When Rights Conflict
By Larry Craig
I have never been particularly vocal about the abortion issue. Maybe that’s because it seems like it’s the only public issue that Christians get involved with. They have that pretty well covered, so I can think about a host of others.
But then I just realized how this pictures perfectly the underlying problem in our country.
The right to an abortion is based on the 14th Amendment. No need to look it up, because you won’t find anything there. You’ll need to read the Supreme Court’s abortion ruling to see what the justices were thinking.
But even if the 14th Amendment did support a right to an abortion, it is not an unalienable right. Why do I say that? Because it requires people to do things for other people, which is the exact opposite of an unalienable right.
Our country was founded on the basis of unalienable rights given to people by God. The Founders considered that a fact, but the courts would call that a religious opinion, and so our government and public schools can’t talk about that anymore.
But our government is quick to talk about rights. The government doesn’t call them unalienable rights, but that’s good enough for most people. An ever-expanding list of things that the government is now required to see that people have. What’s not to like?
Most state and federal abortion laws have some kind of exemptions for people that do not want to participate in abortions due to religious reasons, but not all of them do, and the number will diminish. Why do I say that?
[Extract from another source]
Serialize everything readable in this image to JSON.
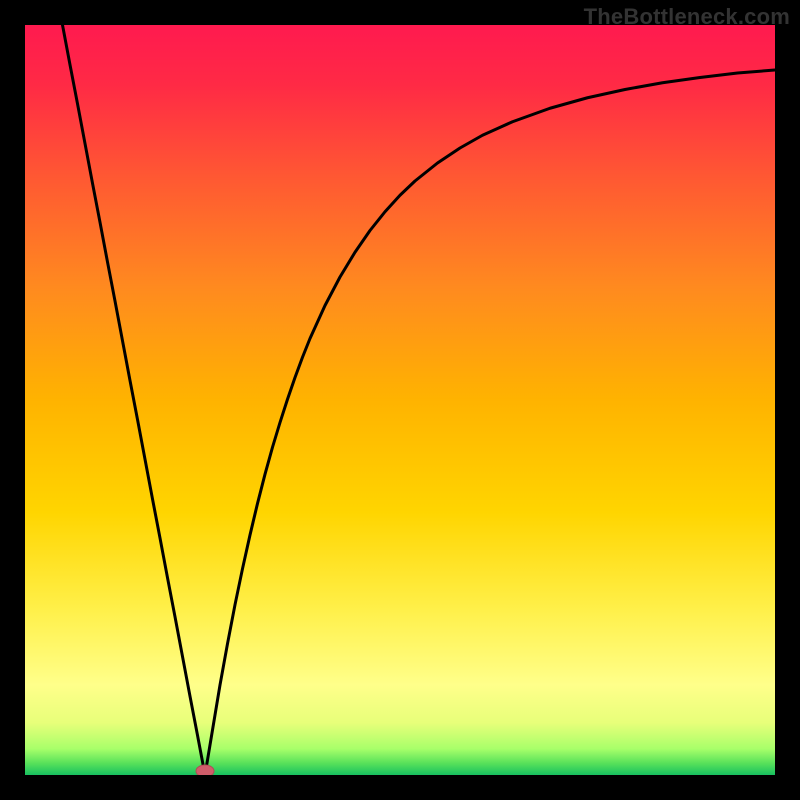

The states and federal government already require people who don’t believe in abortions to pay for them. If, as the courts ruled, money is speech, governments are already requiring pro-abortion speech from people who believe it is morally wrong. Exemptions are exceptions, and nobody likes exceptions except when they are their own.
However, the right to life is an unalienable right, which our government was instituted to secure, according to the Declaration of Independence.
So the real question is: At what point should the government recognize the unalienable right of this developing child to live?
Frankly, that is a discussion that needs to take place apart from the discussion about a right to an abortion. These are separate issues, and I would contend that unalienable rights are higher than government-given rights.
But don’t women have a right over their own bodies? Of course they do. And that right didn’t start only after they became pregnant.
I’m not going to minimize the difficulty that many women experience when they find themselves unexpectedly expecting, but I am concerned that too many women minimize the significance of this creation of a new human being inside of them. If you can’t raise it, give it up for adoption. But don’t destroy it.